Spiny Lobster: A highly valuable Caribbean fisheries resource

Experts from around the Caribbean agreed on a landmark set of principles meant to manage and conserve the Spiny Lobster resource during the First Meeting of the OSPESCA/WECAFC/CRFM/CFMC Working Group on Spiny Lobster, held from 21 – 23 October 2014 in the City of Panama.  This agreement represents the hard work of over 40 key stakeholders from 15 members[1] of FAO’s Western Central Atlantic Fishery Commission (WECAFC)  to develop a shared vision on the management of  lobster at a regional level.

FAO estimates that the lobster resource in the Wider Caribbean Region contributes annually some USD 500 million in export earnings to the Caribbean economies. The total volume of spiny lobster catches in the Caribbean region is estimated at around 28 000 tonnes annually, but this figure may be an underestimation as considerable lobster landings for domestic consumption are not recorded. In several countries the resource undergoes heavy exploitation, and while national management measures are in place in many countries, a more coherent and coordinated regional approach under the aegis of WECAFC is required.

The experts validated and agreed on advice generated and adopted at the sub-regional levels of the Caribbean Regional Fisheries Mechanism (CRFM) and the Fisheries and Aquaculture Organization for the Central American Isthmus (OSPESCA), including stock assessment methodologies, the OSPESCA Regulation OSP -02-09 and the draft MASPLESCA Plan. The latter was prepared with support from the Caribbean Large Marine Ecosystem (CLME) project.  The measures proposed to the political level of WECAFC by the Working Group are inter alia a closed season for lobster fisheries, establish a maximum number of lobster traps, ensure that each trap used contains an escape possibility for juvenile lobsters and a bio-degradable panel that opens when a trap is lost and prohibition of catch, storage and sale of lobster in its reproductive and molt phases. Experts also discussed steps for the sharing of scientific data and information in order to enhance regional scientific cooperation.

“This is the first meeting of the newly created joint working group, and I have to say that the results of the meeting are beyond our expectations, said Raymon Van Anrooy, Secretary of the Western Central Atlantic Fisheries Commission (WECAFC) – “Expert findings presented were of high level  and everybody showed an incredible level of attention and interest, we have clearly seen that  stakeholders in the region are sharing the same concerns and vision, from fishers to governments.
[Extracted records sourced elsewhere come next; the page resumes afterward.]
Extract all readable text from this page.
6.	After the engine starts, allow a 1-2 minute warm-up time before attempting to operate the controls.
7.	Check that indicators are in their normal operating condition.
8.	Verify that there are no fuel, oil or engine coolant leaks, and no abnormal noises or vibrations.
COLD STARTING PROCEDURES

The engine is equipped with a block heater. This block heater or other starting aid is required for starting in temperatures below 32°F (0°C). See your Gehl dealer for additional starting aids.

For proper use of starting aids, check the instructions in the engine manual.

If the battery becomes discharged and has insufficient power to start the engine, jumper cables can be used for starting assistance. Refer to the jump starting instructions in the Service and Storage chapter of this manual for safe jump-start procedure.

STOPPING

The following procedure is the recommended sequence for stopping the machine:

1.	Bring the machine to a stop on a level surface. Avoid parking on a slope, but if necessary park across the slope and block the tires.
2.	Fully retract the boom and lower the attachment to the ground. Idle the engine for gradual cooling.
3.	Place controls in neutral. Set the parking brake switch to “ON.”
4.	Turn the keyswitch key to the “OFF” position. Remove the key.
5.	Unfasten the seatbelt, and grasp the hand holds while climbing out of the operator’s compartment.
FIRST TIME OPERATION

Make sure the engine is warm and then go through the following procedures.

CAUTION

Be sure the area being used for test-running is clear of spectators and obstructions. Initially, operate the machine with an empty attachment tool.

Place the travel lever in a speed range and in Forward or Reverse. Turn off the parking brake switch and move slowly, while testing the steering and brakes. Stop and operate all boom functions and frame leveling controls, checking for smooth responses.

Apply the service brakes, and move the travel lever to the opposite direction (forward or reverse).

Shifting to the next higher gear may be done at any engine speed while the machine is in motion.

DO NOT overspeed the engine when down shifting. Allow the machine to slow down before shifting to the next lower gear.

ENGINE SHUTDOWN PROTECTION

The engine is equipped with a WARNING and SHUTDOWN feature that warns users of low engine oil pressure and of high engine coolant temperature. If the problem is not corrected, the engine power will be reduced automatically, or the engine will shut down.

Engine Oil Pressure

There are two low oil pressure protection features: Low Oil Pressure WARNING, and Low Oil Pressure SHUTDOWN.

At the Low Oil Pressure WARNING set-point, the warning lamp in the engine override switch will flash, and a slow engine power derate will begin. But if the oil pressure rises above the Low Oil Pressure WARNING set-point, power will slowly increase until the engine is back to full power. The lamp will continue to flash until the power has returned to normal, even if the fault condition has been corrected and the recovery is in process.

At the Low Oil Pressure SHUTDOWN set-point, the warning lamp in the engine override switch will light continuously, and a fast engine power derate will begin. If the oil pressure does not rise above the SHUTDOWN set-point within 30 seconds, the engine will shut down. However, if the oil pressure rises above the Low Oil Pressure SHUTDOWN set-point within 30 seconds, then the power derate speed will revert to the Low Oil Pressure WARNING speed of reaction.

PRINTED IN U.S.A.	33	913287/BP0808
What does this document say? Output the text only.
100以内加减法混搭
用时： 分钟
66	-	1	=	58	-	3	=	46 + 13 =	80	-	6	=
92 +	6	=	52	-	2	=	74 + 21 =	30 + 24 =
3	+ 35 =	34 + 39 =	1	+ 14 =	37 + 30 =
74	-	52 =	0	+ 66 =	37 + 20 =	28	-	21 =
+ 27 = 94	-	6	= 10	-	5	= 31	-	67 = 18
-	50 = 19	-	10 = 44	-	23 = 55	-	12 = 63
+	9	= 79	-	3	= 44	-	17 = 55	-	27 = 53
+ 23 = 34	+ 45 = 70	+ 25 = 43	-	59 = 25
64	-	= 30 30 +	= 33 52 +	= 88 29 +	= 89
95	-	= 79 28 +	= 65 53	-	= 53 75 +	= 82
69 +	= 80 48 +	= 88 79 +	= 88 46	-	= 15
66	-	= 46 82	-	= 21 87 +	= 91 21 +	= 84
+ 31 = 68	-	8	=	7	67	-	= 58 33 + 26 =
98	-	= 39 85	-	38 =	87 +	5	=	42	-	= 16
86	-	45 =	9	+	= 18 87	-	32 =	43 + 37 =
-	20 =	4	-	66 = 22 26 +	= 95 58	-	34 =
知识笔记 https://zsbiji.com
There is a genuine and widespread interest in ensuring a sustainable future for the lobster fisheries in the region”.

This information is mainly for Saba and St. Eustatius, where there is much fishing for lobsters. Bonaire already meets the proposed measures and moreover the amount around of lobsters around the island declined in such a wasy that commercial fishing is no longer possible.



More information about the meeting can be obtained from the WECAFC Secretariat atWECAFC-Secretariat@fao.org



[1] The meeting brought together participants from Anguilla, Antigua and Barbuda, Bahamas, Belize, Brazil, Caribbean Netherlands, Cuba, Dominican Republic, France, Haiti, Honduras, Mexico, Nicaragua, Panama, and the United States of America, including fisheries authorities, fishers organizations, NGOs and lobster researchers.